Though no Republican is expected to campaign seriously against Obama in heavily Democratic California, his job approval rating has plummeted even here. Many Democrats have become disenchanted with his handling of the economy and conciliatory posture.

Edwards said he asked Obama to raise his taxes “to encourage him in what I see as his desire to stand strong in favor of a fair tax code.”

But he isn't confident Congress will allow Bush-era tax cuts to expire. “My confidence in anything happening in Washington these days is pretty low,” Edwards said after the forum.

While Republican presidential hopefuls continue debating the merits of Social Security, forcing front-runner Rick Perry to defend his description of it as a “Ponzi scheme,” Obama on Monday lauded the popular entitlement program.

“Social Security and Medicare, together, have lifted entire generations of seniors out of poverty,” Obama said. “Our most important social safety net, and they have to be preserved.”

With questions about unemployment dominating Monday's forum, Obama also found himself consoling some audience members.

“Just looking at you, I can tell you're going to do great,” he told an unemployed woman from Chicago.

To an unemployed man from North Carolina, he said, “Right now your challenge is not you, it's the economy as a whole.”

Obama is expected to raise $1 billion for his re-election campaign, and his West Coast trip included seven fundraisers in two days, including in the San Francisco Bay Area, Los Angeles and San Diego.
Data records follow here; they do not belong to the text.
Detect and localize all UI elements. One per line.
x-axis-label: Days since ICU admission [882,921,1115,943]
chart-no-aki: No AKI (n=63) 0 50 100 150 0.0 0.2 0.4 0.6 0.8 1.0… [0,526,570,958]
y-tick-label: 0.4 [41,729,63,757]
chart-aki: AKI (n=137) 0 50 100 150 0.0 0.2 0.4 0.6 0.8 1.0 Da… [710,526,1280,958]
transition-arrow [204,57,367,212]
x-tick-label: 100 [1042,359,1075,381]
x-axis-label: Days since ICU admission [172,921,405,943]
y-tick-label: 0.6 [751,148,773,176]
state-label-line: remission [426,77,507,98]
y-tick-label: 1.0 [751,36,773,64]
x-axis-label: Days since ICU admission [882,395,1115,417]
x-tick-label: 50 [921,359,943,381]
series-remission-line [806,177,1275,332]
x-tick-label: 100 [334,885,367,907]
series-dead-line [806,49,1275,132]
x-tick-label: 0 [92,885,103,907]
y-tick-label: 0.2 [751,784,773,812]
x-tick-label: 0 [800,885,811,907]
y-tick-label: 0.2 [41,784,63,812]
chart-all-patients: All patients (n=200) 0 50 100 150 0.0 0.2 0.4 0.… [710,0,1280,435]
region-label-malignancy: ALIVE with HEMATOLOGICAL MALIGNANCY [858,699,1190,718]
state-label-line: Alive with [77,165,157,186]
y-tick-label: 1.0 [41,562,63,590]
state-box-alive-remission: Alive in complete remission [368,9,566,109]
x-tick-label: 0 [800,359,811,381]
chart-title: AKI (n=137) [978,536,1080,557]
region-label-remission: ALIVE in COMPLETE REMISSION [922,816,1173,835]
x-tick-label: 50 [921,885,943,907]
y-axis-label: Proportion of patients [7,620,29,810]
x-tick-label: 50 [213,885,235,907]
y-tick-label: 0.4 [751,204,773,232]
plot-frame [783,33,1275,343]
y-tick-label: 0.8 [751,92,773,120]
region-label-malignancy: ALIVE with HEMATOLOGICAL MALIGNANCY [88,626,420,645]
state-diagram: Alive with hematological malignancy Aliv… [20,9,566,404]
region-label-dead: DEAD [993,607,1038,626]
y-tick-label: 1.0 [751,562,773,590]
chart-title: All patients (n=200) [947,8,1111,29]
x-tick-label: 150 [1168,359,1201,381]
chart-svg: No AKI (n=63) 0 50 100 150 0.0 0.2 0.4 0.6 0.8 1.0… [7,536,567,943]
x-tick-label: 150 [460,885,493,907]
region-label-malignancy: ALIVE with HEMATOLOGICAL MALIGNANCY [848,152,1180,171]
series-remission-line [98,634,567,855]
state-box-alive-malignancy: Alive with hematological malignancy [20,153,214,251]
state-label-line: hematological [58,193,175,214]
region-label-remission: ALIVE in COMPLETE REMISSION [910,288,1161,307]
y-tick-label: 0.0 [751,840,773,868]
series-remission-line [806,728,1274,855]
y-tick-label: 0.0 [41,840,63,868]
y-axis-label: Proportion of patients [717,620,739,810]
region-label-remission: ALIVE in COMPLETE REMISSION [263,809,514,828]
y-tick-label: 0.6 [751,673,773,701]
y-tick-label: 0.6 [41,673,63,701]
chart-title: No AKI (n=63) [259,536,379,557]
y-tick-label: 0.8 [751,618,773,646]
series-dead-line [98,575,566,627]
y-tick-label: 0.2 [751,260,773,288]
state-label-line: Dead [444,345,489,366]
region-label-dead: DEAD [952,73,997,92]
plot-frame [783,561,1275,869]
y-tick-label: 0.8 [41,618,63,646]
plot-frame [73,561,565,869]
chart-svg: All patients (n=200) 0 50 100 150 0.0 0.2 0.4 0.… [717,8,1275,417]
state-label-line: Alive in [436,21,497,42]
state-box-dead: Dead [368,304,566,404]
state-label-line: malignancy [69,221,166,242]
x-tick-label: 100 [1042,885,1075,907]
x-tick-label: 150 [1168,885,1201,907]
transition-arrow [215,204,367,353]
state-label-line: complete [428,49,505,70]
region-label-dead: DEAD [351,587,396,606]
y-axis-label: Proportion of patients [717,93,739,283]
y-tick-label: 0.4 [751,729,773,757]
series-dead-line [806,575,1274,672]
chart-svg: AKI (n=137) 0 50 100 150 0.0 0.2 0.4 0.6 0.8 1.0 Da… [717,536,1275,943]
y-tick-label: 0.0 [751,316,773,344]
He is scheduled to give a speech in Denver Tuesday.

California is a major donor state, but Obama suggested Monday that his fondness for the Silicon Valley is not only for its deep pockets.

“No part of the country better represents, I think, the essence of America than here,” he said, “because what you see is entrepreneurship and dynamism, a forward-orientation, an optimism, a belief that if you got a good idea and you're willing to put in the sweat and blood and tears to make it happen, that not only can you succeed for yourself but you can grow the economy for everybody.

“And it's that driving spirit that has made America an economic superpower.”